Перед войной я слышал, как моя мать рассказывала приехавшей погостить из деревни тетке, что психи вроде Миши родятся, если женятся близкие родственники. Но в доме у Миши мужчин не было видно, и о его отце

никто

ничего не знал.

Встреча с сумасшедшим напомнила мне мое детство. Но так уж, видно, предназначено мне было сегодня — вспоминать. Какой-то механизм сработал в моей памяти при виде этого человека, и люди, давно ушедшие или совсем забытые, обступили меня со всех сторон. В кармане у меня уже был билет на ночной поезд в Москву. Оставалось немного свободного времени, и мне захотелось побродить по тем улицам, где прошло мое детство, заглянуть во дворы, что служили нам, мальчишкам, полем нескончаемых битв между красными и белыми. Увы, война пришлась как раз на то время, когда только начинаются первые прогулки по набережной со знакомыми девочками, и вспомнить по этой части мне было совсем нечего.

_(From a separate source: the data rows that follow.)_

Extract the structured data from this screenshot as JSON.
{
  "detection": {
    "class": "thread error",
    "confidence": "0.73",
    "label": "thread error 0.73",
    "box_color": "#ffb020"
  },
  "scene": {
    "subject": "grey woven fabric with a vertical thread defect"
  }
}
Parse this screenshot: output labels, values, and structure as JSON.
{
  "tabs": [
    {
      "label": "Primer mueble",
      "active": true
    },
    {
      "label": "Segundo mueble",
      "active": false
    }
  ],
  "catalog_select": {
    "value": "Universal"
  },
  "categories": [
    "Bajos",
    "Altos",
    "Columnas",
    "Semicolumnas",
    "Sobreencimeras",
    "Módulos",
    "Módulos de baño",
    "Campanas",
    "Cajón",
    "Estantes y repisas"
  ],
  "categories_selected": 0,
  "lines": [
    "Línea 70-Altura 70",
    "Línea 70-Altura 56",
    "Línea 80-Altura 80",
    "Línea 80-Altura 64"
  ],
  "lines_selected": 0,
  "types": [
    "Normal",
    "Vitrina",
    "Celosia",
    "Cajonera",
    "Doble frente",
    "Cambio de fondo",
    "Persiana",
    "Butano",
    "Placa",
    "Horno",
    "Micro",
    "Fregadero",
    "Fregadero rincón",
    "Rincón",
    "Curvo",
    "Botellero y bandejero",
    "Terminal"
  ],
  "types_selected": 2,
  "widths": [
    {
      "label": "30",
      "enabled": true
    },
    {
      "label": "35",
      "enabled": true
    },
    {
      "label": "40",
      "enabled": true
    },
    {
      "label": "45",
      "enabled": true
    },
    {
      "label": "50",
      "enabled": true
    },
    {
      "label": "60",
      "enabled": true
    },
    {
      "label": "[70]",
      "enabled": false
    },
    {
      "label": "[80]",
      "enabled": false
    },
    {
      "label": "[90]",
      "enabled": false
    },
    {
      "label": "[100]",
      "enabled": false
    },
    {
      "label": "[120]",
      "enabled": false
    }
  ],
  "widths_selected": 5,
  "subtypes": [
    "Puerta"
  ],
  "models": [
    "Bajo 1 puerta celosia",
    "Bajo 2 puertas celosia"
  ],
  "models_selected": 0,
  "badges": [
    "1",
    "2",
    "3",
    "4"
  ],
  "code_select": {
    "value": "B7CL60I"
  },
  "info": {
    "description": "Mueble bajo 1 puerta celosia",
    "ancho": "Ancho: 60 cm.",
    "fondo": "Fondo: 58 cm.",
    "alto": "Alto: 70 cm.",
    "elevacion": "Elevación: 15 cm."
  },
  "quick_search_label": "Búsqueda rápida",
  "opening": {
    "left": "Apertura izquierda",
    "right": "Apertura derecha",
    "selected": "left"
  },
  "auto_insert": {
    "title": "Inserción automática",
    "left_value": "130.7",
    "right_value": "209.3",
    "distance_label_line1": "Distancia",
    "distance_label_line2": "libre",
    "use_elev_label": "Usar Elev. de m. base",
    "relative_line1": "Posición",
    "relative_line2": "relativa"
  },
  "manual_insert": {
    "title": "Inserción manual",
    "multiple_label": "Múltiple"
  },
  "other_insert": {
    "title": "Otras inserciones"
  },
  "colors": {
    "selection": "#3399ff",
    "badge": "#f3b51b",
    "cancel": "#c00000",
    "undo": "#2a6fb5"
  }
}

От гостиницы я прошел набережной, через мост Лейтенанта Шмидта, по пыльной Восьмой линии. Долго стоял на углу Среднего и Седьмой, около школы, в которой начинал учебу.

Уже смеркалось. Правда, электричество на улице еще не зажигали, но в окнах домов то тут, то там вспыхивал свет. Вспыхнул он и в огромных окнах на втором этаже большого дома прямо передо мной, на другой стороне неширокого Среднего проспекта. В комнатах мелькнула женская фигура и исчезла. А несколько секунд спустя зажегся свет в окне рядом. Видимо, это была кухня. Но я смотрел в светлые окна комнаты и не мог отвести взгляда — на темно-синей стене висела огромная картина в богатой золоченой раме. Мне была видна только часть картины, но я сразу узнал ее. До войны она украшала квартиру, совсем недалеко отсюда, на Третьей линии.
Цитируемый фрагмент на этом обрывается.